The game was kind enough to gift me -170 billion billion billion billion wagons.

Actually this was a red herring. Line 50050 is also on Side B inside END.LIB, aka. the screen before the crash (choosing between floating down the Columbia River or taking the Barlow Toll Road).

And guess what.

It reads the date:

# 50050
[0x023d]  POKE 900,NP
[0x0245]  POKE 901,AY - 1800
[0x0252]  POKE 902,AM
[0x025a]  POKE 903,AD

AY is the variable containing the year, and the POKE instruction tries to shove the value of AY - 1800 into a single byte of the regular Apple II memory, causing a crash as it is much larger than the maximum of 255.

These POKEs seem to be how Oregon Trail saves key information when it switches between BASIC programs.
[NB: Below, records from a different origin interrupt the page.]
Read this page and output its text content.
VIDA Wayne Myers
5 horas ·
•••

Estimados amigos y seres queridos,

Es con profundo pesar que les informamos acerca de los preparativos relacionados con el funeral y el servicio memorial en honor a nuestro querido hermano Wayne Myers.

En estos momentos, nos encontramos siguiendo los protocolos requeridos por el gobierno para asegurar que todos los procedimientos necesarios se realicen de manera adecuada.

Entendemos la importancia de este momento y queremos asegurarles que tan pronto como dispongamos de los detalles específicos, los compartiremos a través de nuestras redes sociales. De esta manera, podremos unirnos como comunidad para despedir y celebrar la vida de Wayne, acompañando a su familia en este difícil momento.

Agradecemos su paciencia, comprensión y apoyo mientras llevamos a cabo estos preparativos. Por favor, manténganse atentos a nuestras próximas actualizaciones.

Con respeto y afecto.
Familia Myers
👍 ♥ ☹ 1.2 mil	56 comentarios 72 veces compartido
Most of the game is handled by the main program “OREGON TRAIL” (written by John Krenz), which loads in modules like “RIVER.LIB” and keeps access to all the variables. Whenever a new main program is loaded in, all the BASIC variables are lost except for whatever data you happened to copy to regular memory with POKE. At the end of the game you have the option of floating down the river, which uses a new main program “FLOAT” (written by Steven Splinter) before switching again to the “WIN” program, so it follows that the game would need to use the POKEd numbers.

What happens if we mod the BASIC code in memory to say something else?

Finally we have a definitive answer about whether this whole ordeal is possible. Unlike every other progress screen in the game, the ending screen has the year hardcoded to start with “18”, followed by the printed text of whatever PEEK 901 is. The maximum number of years you can take without crashing the game is 207, and any attempts longer than 51 years will end in the wrong century.

Really, there wasn’t much point going on; it felt like further trickery went against the spirit of the challenge. Maybe there’s closure enough in knowing that if you somehow avoid starvation for 142 centuries, the game dicks you at the last possible moment by expecting the year to be sensible.

Then again we’re 98% of the way there

I lied. Here’s a improved version of Oregon Trail side B with the following quality-of-life changes:

• Waiting by a river for conditions to improve resets the food starvation factor to 0.
• The final sequence uses two bytes to store the year.

Many thanks to the CiderPress II team for making it easy to load replacement code onto the floppy.

Conclusions

Applesoft BASIC is majestically slow, but thanks to 40-bit floating point and standard commands for drawing and text manipulation, Oregon Trail works much better than I could have expected after running the simulation for 14272 years. The final screen being broken is a bit of a letdown, but understandable given how unlikely it is that you’d take 14272 years to finish the game.

Honestly, one of my aims has been to create a reverse engineering approach that will work for any system, regardless of knowledge or experience, and give you the basic steps for how to understand and modify it. This was a bit of a test run of this, and I think it could be considered a success. Eventually I’ll write it down properly, but hopefully this effort will give you some ideas for your next reversing project.

And albrot? Well, he was able to fulfill his dream and become the first person to survive for 15000 years on the Oregon Trail. A well deserved victory.

If you’re interested in the tools I wrote for this work, the Applesoft BASIC decompiler and variable scraper I wrote are available here. Happy trails!